Share this page with others:


Made in the Image of God

Reid A. Ashbaucher


Innovo Publishing

235 Pages

ISBN 13: 978-1-61314-011-6


Systematic theology is a response to the Apostle Paul’s Scriptural exhortation “to rightly divide the word of truth.” In his book Made in the Image of God author Reid A. Ashbaucher responds to this call, adding “precept upon precept, line upon line” – as he gives the reader clear reasons for the “hope that lies within him.” This theological treatise provides the reader with a broad and detailed exposition of several key Scriptures delineating specific attributes of God; a study which, in turn, illuminates the nature of human beings, who, according to the ‘word of God,’ have been created in his image.

Beginning by laying down the basic building blocks of Biblical truth, the author draws from “the knowledge base of Scripture” to define God’s fundamental nature. This first part of the book entitled “The Image of God” entails detailed descriptions of God’s personhood and unity. After carefully expressing the nature of God, the author proceeds to explain how this knowledge contributes to our understanding of “The Image of Mankind”; a section in which Ashbaucher examines the nature and personhood of human beings in relation to their Creator.
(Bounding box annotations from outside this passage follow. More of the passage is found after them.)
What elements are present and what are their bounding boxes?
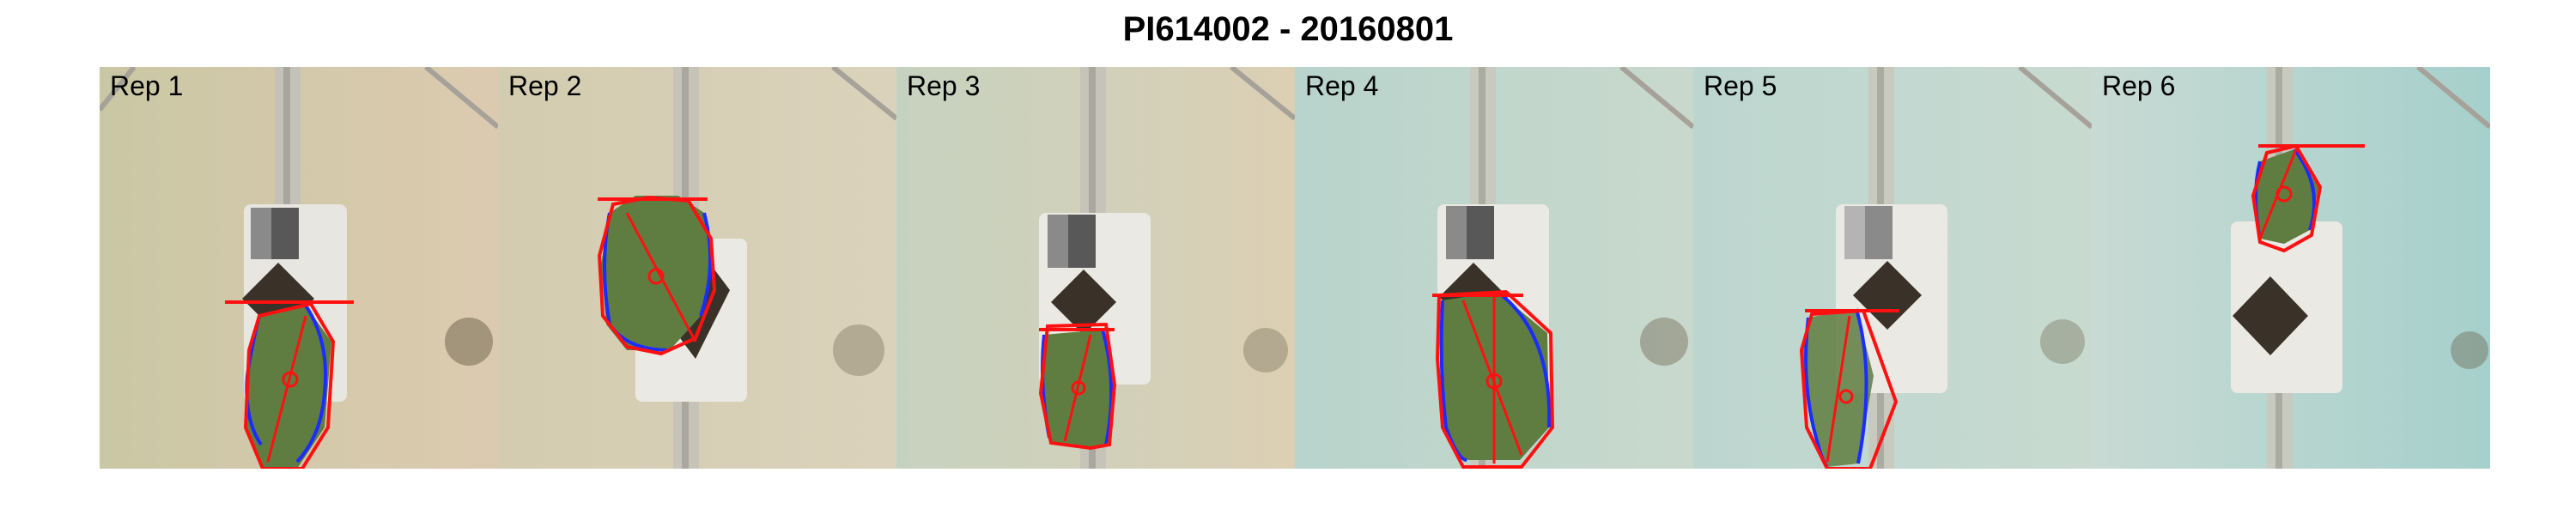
rep-1-image (100, 67, 498, 469)
rep-label-1: Rep 1 (110, 70, 184, 101)
rep-3-image (896, 67, 1295, 469)
rep-panel-3: Rep 3 (896, 67, 1295, 469)
rep-image-strip: Rep 1 Rep 2 (100, 67, 2490, 469)
figure-title: PI614002 - 20160801 (1122, 10, 1454, 48)
rep-label-4: Rep 4 (1305, 70, 1379, 101)
rep-2-image (498, 67, 896, 469)
rep-label-5: Rep 5 (1704, 70, 1777, 101)
rep-panel-6: Rep 6 (2092, 67, 2490, 469)
rep-panel-1: Rep 1 (100, 67, 498, 469)
rep-label-2: Rep 2 (508, 70, 582, 101)
rep-6-image (2092, 67, 2490, 469)
rep-5-image (1693, 67, 2092, 469)
rep-label-6: Rep 6 (2102, 70, 2176, 101)
rep-4-image (1295, 67, 1693, 469)
rep-label-3: Rep 3 (907, 70, 981, 101)
rep-panel-2: Rep 2 (498, 67, 896, 469)
rep-panel-5: Rep 5 (1693, 67, 2092, 469)
rep-panel-4: Rep 4 (1295, 67, 1693, 469)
Finally, in part three, he uses the concepts established in the previous chapters to discuss how Christians, that is, those who have been restored to their rightful status as God’s children (through the regeneration of the Holy Spirit) reflect the image of God.
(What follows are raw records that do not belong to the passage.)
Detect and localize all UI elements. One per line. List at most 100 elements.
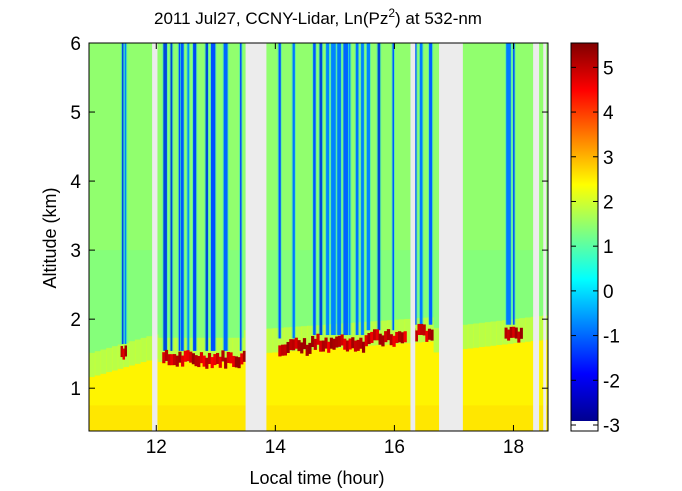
transition-layer-segment [180,337,188,362]
cloud-base-patch [332,338,336,350]
cloud-base-patch [308,342,312,354]
attenuation-column [121,43,124,345]
boundary-layer-segment [404,343,411,431]
cloud-base-patch [370,331,374,343]
transition-layer-segment [324,324,331,349]
transition-layer-segment [134,339,142,364]
cloud-base-patch [205,357,209,369]
y-tick-label: 4 [70,172,81,193]
transition-layer-segment [295,326,302,351]
boundary-layer-segment [129,365,136,431]
cloud-base-patch [181,355,185,367]
cloud-base-patch [395,331,399,344]
data-gap [410,43,416,431]
cloud-base-patch [422,324,426,336]
boundary-layer-segment [123,367,130,431]
transition-layer-segment [375,320,383,346]
cloud-base-patch [343,338,347,350]
cloud-base-patch [364,335,368,347]
transition-layer-segment [169,337,176,362]
transition-layer-segment [479,322,486,347]
cloud-base-patch [240,353,244,365]
colorbar-tick-label: 2 [603,192,614,213]
attenuation-column [223,43,228,351]
attenuation-column [193,43,197,351]
boundary-layer-segment [513,342,520,431]
boundary-layer-segment [335,347,343,431]
cloud-base-patch [381,335,385,347]
y-tick-label: 2 [70,310,81,331]
boundary-layer-segment [484,346,492,431]
attenuation-column-edge [505,43,512,325]
boundary-layer-segment [398,343,406,431]
cloud-base-patch [372,329,377,341]
transition-layer-segment [215,337,222,362]
cloud-base-patch [324,337,328,349]
y-tick-label: 6 [70,34,81,55]
transition-layer-segment [232,337,239,362]
cloud-base-patch [175,355,179,367]
transition-layer-segment [266,328,274,353]
cloud-base-patch [199,352,204,364]
transition-layer-segment [289,326,297,352]
attenuation-column-edge [186,43,191,351]
transition-layer-segment [140,337,147,363]
colorbar-missing-swatch [571,421,598,431]
cloud-base-patch [335,336,339,348]
data-gap [245,43,267,431]
cloud-base-patch [509,326,513,338]
boundary-layer-segment [364,345,371,431]
cloud-base-patch [242,350,247,362]
attenuation-column [355,43,359,336]
colorbar: -3 -2 -1 0 1 2 3 4 5 [570,42,620,437]
attenuation-column-edge [312,43,317,336]
cloud-base-patch [213,354,217,366]
data-gap [543,43,547,431]
boundary-layer-segment [341,347,348,431]
boundary-layer-segment [519,342,526,431]
attenuation-column [331,43,336,336]
attenuation-column [292,43,295,339]
cloud-base-patch [172,354,177,366]
colorbar-tick-label: 5 [603,58,614,79]
attenuation-column-edge [418,43,424,325]
boundary-layer-segment [278,351,285,431]
cloud-base-patch [403,331,407,343]
boundary-layer-segment [502,344,509,431]
attenuation-column [343,43,349,336]
cloud-base-patch [202,355,206,367]
cloud-base-patch [305,344,309,356]
attenuation-column-edge [365,43,371,331]
boundary-layer-segment [284,351,291,431]
boundary-layer-segment [106,372,113,431]
colorbar-tick-label: -3 [603,416,620,437]
cloud-base-patch [400,332,405,344]
cloud-base-patch [178,351,182,363]
boundary-layer-segment [370,345,377,431]
boundary-layer-segment [89,377,96,431]
boundary-layer-segment [324,348,331,431]
chart-title: 2011 Jul27, CCNY-Lidar, Ln(Pz2) at 532-n… [154,6,482,28]
transition-layer-segment [387,320,394,345]
boundary-layer-segment [272,352,279,431]
cloud-base-patch [207,352,212,365]
cloud-base-patch [512,326,516,338]
attenuation-column-edge [177,43,182,351]
attenuation-column-edge [222,43,229,351]
attenuation-column [319,43,323,336]
boundary-layer-segment [467,348,475,431]
data-gap [152,43,158,431]
x-tick-label: 16 [384,437,405,458]
cloud-base-patch [384,331,388,343]
attenuation-column [187,43,190,351]
cloud-base-patch [397,331,402,343]
y-tick-label: 5 [70,103,81,124]
transition-layer-segment [404,318,411,344]
cloud-base-patch [392,335,396,347]
attenuation-column [377,43,381,331]
cloud-base-patch [356,339,360,351]
boundary-layer-segment [352,346,360,431]
cloud-base-patch [417,323,421,335]
attenuation-column-edge [277,43,282,339]
y-tick-label: 1 [70,379,81,400]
Early in the book Ashbaucher introduces a new insight that illumines the concept of God’s personhood. He states: “The purpose of this chapter is to establish the fact that within the Godhead, personhood lies with the concept of the soul.” Here the author argues that God’s “soulhood” (a neologism he creates for the purpose of presenting this new notion) is the source of God’s personality. Later, towards the end of the exposition, he explores the notion that Christ possessed “the sinless spirit of man” (that which was formerly called Christ’s “human nature”): thereby adding yet another category to theological study. According to Christ, “Every teacher of the law who has been instructed about the kingdom of heaven is like the owner of a house who brings out of his storeroom new treasures as well as old.” By introducing these new metaphysical considerations into the field of Systematic Theology Ashbaucher fulfills this prophetic word.
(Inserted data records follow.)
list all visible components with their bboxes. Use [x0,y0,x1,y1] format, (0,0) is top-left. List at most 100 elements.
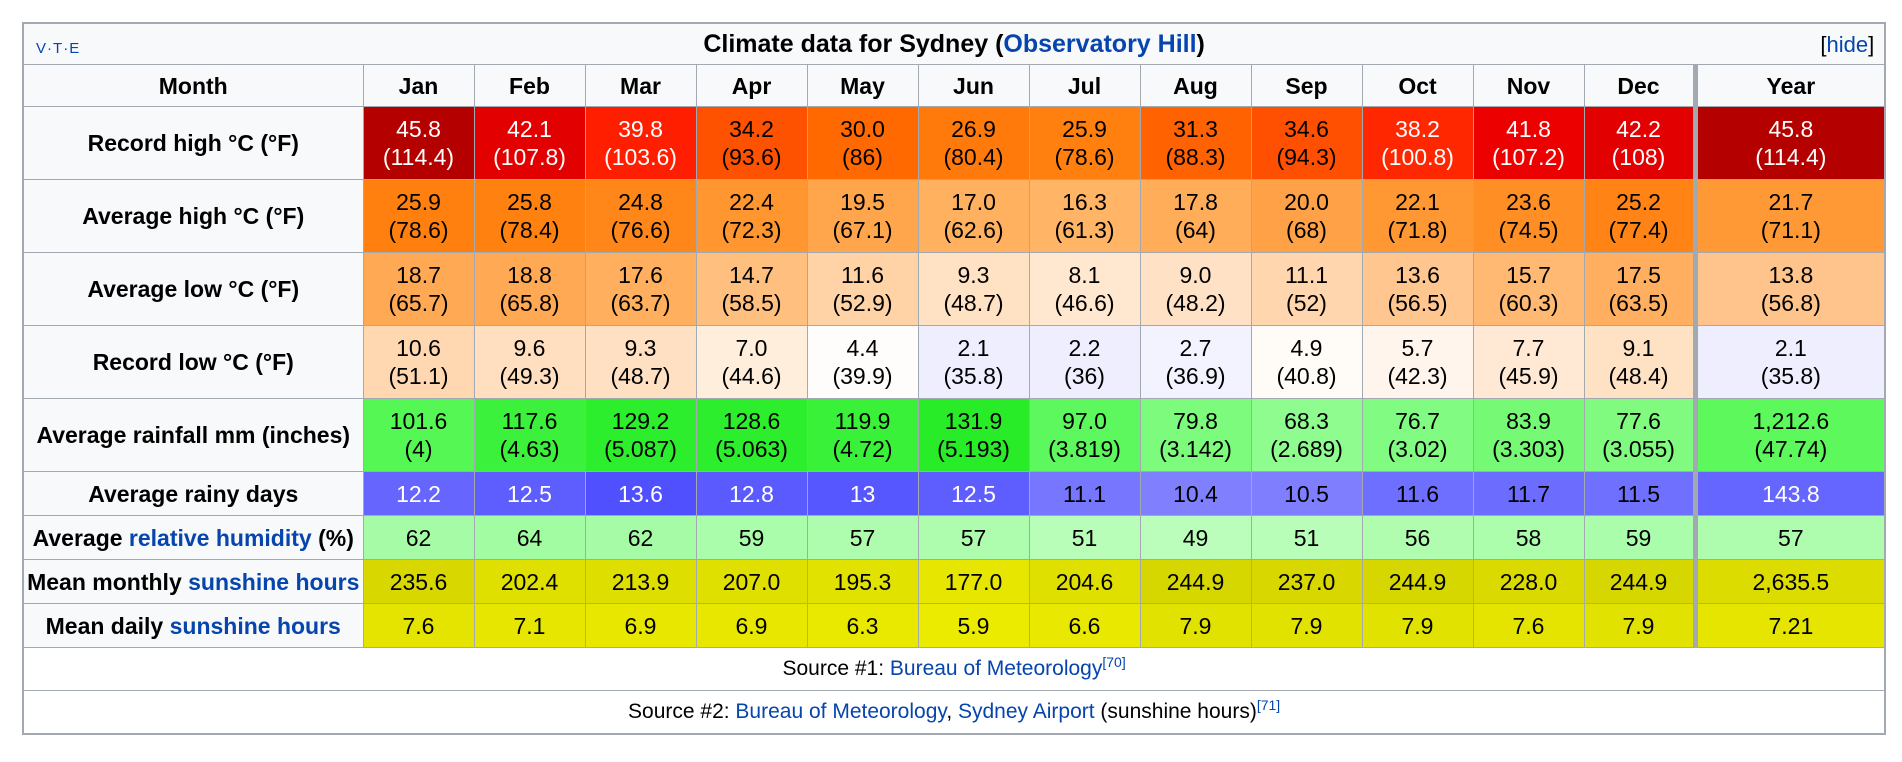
cell-value: 39.8 [618,116,663,142]
cell-value: 7.7 [1512,335,1545,361]
data-row: Record low °C (°F) 10.6 (51.1) 9.6 (49.3) 9.3… [22,325,1886,399]
cell-imperial-value: (3.303) [1492,436,1565,462]
nav-separator: · [47,40,54,57]
month-header-jan: Jan [362,64,475,107]
month-cell: 31.3 (88.3) [1139,106,1252,180]
row-label: Average rainy days [22,471,364,516]
year-cell: 2.1 (35.8) [1692,325,1886,399]
citation-reference[interactable]: [71] [1256,697,1281,713]
cell-value: 9.3 [957,262,990,288]
cell-imperial-value: (5.063) [715,436,788,462]
talk-template-link[interactable]: T [53,40,64,57]
month-cell: 244.9 [1361,559,1474,604]
month-cell: 51 [1250,515,1363,560]
month-cell: 64 [473,515,586,560]
cell-value: 7.21 [1768,612,1814,639]
month-cell: 9.3 (48.7) [584,325,697,399]
citation-reference[interactable]: [70] [1102,654,1126,670]
cell-value: 10.5 [1284,480,1329,507]
cell-value: 11.6 [840,262,885,288]
month-cell: 9.1 (48.4) [1583,325,1696,399]
month-cell: 117.6 (4.63) [473,398,586,472]
cell-value: 4.4 [846,335,879,361]
month-cell: 20.0 (68) [1250,179,1363,253]
month-cell: 79.8 (3.142) [1139,398,1252,472]
month-cell: 38.2 (100.8) [1361,106,1474,180]
cell-imperial-value: (100.8) [1381,144,1454,170]
hide-bracket-close: ] [1868,32,1875,57]
cell-imperial-value: (36) [1064,363,1105,389]
source-row: Source #2: Bureau of Meteorology, Sydney… [22,690,1886,735]
source-row: Source #1: Bureau of Meteorology[70] [22,647,1886,691]
cell-value: 9.3 [624,335,657,361]
month-cell: 4.9 (40.8) [1250,325,1363,399]
row-label-link[interactable]: relative humidity [128,524,312,551]
cell-imperial-value: (51.1) [388,363,449,389]
cell-value: 62 [627,524,654,551]
month-cell: 11.5 [1583,471,1696,516]
cell-imperial-value: (76.6) [610,217,671,243]
month-cell: 2.1 (35.8) [917,325,1030,399]
cell-value: 237.0 [1277,568,1336,595]
cell-value: 9.6 [513,335,546,361]
climate-table: V·T·E Climate data for Sydney (Observato… [22,22,1887,735]
month-header-mar: Mar [584,64,697,107]
cell-value: 12.5 [507,480,552,507]
row-label-link[interactable]: sunshine hours [169,612,341,639]
month-cell: 11.7 [1472,471,1585,516]
year-cell: 21.7 (71.1) [1692,179,1886,253]
month-cell: 59 [1583,515,1696,560]
month-cell: 177.0 [917,559,1030,604]
month-cell: 10.4 [1139,471,1252,516]
cell-value: 101.6 [389,408,448,434]
cell-imperial-value: (71.8) [1387,217,1448,243]
cell-imperial-value: (67.1) [832,217,893,243]
month-cell: 9.6 (49.3) [473,325,586,399]
row-label: Record low °C (°F) [22,325,364,399]
cell-value: 129.2 [611,408,670,434]
month-cell: 10.5 [1250,471,1363,516]
cell-value: 97.0 [1062,408,1107,434]
cell-value: 7.6 [402,612,435,639]
source-link[interactable]: Bureau of Meteorology [889,657,1103,680]
row-label-link[interactable]: sunshine hours [188,568,360,595]
cell-imperial-value: (35.8) [1760,363,1821,389]
month-cell: 57 [806,515,919,560]
edit-template-link[interactable]: E [69,40,81,57]
cell-value: 16.3 [1062,189,1107,215]
cell-imperial-value: (48.4) [1608,363,1669,389]
cell-value: 7.9 [1290,612,1323,639]
cell-value: 22.1 [1395,189,1440,215]
observatory-hill-link[interactable]: Observatory Hill [1003,30,1197,58]
month-cell: 34.6 (94.3) [1250,106,1363,180]
cell-imperial-value: (77.4) [1608,217,1669,243]
source-link[interactable]: Sydney Airport [958,700,1095,723]
month-header-dec: Dec [1583,64,1696,107]
month-cell: 7.9 [1583,603,1696,648]
source-link[interactable]: Bureau of Meteorology [735,700,947,723]
data-row: Average relative humidity (%) 62 64 62 59 57 5… [22,515,1886,560]
cell-value: 13.6 [1395,262,1440,288]
month-cell: 77.6 (3.055) [1583,398,1696,472]
cell-value: 77.6 [1616,408,1661,434]
cell-imperial-value: (35.8) [943,363,1004,389]
view-template-link[interactable]: V [36,40,48,57]
cell-value: 30.0 [840,116,885,142]
month-cell: 237.0 [1250,559,1363,604]
month-cell: 6.6 [1028,603,1141,648]
cell-value: 10.4 [1173,480,1218,507]
cell-value: 25.2 [1616,189,1661,215]
cell-value: 31.3 [1173,116,1218,142]
cell-value: 17.6 [618,262,663,288]
month-cell: 17.5 (63.5) [1583,252,1696,326]
cell-value: 83.9 [1506,408,1551,434]
hide-link[interactable]: hide [1826,32,1869,57]
cell-value: 213.9 [611,568,670,595]
cell-value: 2.1 [957,335,990,361]
cell-value: 9.0 [1179,262,1212,288]
month-cell: 49 [1139,515,1252,560]
month-cell: 42.1 (107.8) [473,106,586,180]
cell-value: 49 [1182,524,1209,551]
month-cell: 62 [584,515,697,560]
cell-value: 58 [1515,524,1542,551]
True to the fundamental tenet of Biblical exegesis, namely, to let Scripture speak for Scripture —expounding and explicating ‘the word of God’ with ‘the word of God’—the author clarifies and expands essential theological classifications. Constructing his categories one concept at a time, and defining each term according to the internal logic of Scriptures, his interpretations prove to be sound and consistent with the “whole counsel of God.” Subsequently, Made in the Image of God presents the reader with a clear and organized account of the basic doctrines constituting orthodox Christianity.

Both edifying and educational, Bible students of all ages will benefit from Ashbaucher’s book. Although not intended for advanced theological scholars, the text is ideally suited for a first level course in Christian doctrine and Biblical exegesis. More importantly, those who read the book will gain new insights into the nature of God and man.